How Boiled Peanuts Became a Hawaiʻi Pūpū Staple
This popular Southern snack is a favorite in the Islands.

Go to any poke shop or tailgate party in Hawai‘i and you’ll likely see a bowl full of boiled peanuts.
Not roasted peanuts, not mixed nuts. Peanuts, still in their shells and simmered in a pot of boiling, salty water spiked with star anise.
So how did this snack get to Hawai‘i, anyway? (We don’t have peanut farms here!)
Turns out, like many other local foods, boiled peanuts is a result of the intermixing of immigrant cultures in the Islands. Peanuts are native to South America and, in the 16th century, Spanish and Portuguese explorers spread the crop around the world. It wasn’t until the 1800s, though, that peanuts were grown as a commercial crop in the U.S. And wherever peanuts are grown, says cookbook author and boiled peanut expert Matt Lee, you’ll find boiled peanuts.
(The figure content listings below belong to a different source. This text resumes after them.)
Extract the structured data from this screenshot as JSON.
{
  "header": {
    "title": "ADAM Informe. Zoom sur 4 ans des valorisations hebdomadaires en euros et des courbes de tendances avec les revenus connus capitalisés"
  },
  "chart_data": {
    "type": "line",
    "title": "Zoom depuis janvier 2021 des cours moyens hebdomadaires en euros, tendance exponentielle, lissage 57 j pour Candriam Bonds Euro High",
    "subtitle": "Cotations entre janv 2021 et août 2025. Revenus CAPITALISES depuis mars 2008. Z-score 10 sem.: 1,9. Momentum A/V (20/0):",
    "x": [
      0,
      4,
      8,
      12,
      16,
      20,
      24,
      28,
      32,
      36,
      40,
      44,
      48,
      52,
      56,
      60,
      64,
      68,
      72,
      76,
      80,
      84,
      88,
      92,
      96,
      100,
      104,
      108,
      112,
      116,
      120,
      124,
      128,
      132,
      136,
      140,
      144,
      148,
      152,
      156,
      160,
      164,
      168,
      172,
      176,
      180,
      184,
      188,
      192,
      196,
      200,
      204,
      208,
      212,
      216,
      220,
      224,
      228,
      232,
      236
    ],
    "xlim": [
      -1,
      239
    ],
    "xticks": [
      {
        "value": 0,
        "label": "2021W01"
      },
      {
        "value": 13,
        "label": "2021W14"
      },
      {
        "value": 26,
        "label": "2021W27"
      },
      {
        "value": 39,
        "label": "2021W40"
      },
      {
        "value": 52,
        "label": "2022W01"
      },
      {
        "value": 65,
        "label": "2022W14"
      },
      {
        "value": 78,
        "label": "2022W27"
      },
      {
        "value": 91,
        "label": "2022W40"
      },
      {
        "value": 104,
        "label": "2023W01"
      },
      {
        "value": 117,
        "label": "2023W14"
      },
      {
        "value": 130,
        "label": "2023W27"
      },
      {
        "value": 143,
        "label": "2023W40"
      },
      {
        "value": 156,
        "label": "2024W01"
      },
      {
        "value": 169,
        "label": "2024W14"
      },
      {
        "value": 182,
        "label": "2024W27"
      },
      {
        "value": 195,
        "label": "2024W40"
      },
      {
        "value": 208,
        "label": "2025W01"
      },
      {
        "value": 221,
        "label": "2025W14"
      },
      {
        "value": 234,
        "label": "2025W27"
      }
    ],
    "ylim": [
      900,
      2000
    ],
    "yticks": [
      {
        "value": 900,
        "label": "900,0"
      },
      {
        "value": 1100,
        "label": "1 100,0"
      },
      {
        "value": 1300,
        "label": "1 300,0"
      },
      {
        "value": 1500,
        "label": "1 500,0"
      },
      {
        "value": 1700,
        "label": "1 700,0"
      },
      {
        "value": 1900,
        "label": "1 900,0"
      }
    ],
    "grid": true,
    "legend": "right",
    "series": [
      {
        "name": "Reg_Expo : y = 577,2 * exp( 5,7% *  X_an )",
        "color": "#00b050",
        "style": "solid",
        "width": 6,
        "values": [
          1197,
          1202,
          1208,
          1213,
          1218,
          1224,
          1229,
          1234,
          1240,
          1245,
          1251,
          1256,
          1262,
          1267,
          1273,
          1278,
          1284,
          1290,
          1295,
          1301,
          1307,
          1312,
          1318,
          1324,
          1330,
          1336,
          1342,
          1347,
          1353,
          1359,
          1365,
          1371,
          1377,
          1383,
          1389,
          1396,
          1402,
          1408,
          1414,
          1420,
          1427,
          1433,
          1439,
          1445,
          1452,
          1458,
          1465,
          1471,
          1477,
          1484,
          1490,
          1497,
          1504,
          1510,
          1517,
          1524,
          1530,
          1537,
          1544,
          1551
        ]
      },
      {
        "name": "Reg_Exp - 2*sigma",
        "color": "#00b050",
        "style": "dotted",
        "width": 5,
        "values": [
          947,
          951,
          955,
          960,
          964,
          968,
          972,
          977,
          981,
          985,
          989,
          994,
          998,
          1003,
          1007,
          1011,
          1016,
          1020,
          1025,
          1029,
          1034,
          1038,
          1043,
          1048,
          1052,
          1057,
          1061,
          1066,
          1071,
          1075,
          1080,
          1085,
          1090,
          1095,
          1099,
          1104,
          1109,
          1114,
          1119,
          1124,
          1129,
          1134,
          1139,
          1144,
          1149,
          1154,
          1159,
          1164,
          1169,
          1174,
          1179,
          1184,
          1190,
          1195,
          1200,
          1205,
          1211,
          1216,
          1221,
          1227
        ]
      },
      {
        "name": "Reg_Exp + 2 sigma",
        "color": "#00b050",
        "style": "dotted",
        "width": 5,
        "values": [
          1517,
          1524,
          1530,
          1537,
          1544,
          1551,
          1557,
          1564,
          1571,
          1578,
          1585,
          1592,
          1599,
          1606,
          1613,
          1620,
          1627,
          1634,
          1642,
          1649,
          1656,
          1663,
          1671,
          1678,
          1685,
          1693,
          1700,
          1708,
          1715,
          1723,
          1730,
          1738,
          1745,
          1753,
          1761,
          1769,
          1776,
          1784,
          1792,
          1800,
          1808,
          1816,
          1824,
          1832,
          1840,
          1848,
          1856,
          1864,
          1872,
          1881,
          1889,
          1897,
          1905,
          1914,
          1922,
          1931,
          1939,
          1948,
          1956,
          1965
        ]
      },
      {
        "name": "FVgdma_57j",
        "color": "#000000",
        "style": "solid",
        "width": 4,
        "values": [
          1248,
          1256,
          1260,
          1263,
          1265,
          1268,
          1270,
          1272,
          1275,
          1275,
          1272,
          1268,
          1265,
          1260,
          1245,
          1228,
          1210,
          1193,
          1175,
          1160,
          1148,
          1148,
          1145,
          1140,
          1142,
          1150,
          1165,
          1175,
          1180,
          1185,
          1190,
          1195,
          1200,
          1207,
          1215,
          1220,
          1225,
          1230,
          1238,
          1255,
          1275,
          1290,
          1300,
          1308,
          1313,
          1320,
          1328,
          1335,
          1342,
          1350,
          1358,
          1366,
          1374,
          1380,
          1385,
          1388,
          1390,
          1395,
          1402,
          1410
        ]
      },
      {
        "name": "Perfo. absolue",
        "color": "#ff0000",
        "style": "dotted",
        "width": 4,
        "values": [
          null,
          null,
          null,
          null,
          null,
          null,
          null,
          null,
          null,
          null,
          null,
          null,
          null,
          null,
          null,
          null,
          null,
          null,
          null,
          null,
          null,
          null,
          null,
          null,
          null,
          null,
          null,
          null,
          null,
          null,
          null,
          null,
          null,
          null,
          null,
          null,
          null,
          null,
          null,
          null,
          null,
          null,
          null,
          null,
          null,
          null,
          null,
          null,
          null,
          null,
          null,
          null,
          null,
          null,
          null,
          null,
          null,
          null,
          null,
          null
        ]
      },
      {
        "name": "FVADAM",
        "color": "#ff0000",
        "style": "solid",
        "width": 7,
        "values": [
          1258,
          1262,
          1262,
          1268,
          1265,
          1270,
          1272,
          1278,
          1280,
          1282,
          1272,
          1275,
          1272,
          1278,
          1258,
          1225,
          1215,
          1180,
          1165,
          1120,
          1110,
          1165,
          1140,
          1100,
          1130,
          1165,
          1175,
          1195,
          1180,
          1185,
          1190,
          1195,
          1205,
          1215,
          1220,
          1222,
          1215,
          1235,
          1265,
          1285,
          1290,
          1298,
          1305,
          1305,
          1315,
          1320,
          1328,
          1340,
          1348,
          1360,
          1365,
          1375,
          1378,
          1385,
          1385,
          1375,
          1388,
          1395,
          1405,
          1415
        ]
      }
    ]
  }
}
“Boiling them is, in many respects, an easier way to apply heat than roasting in an oven,” explains Lee, who, along with his brother, Ted, founded a mail-order source for southern snacks, including boiled peanuts.
While boiled peanuts can be found in Alabama, Florida, Georgia and South and North Carolina, only in Hawai‘i are the peanuts boiled with star anise, giving them a unique flavor.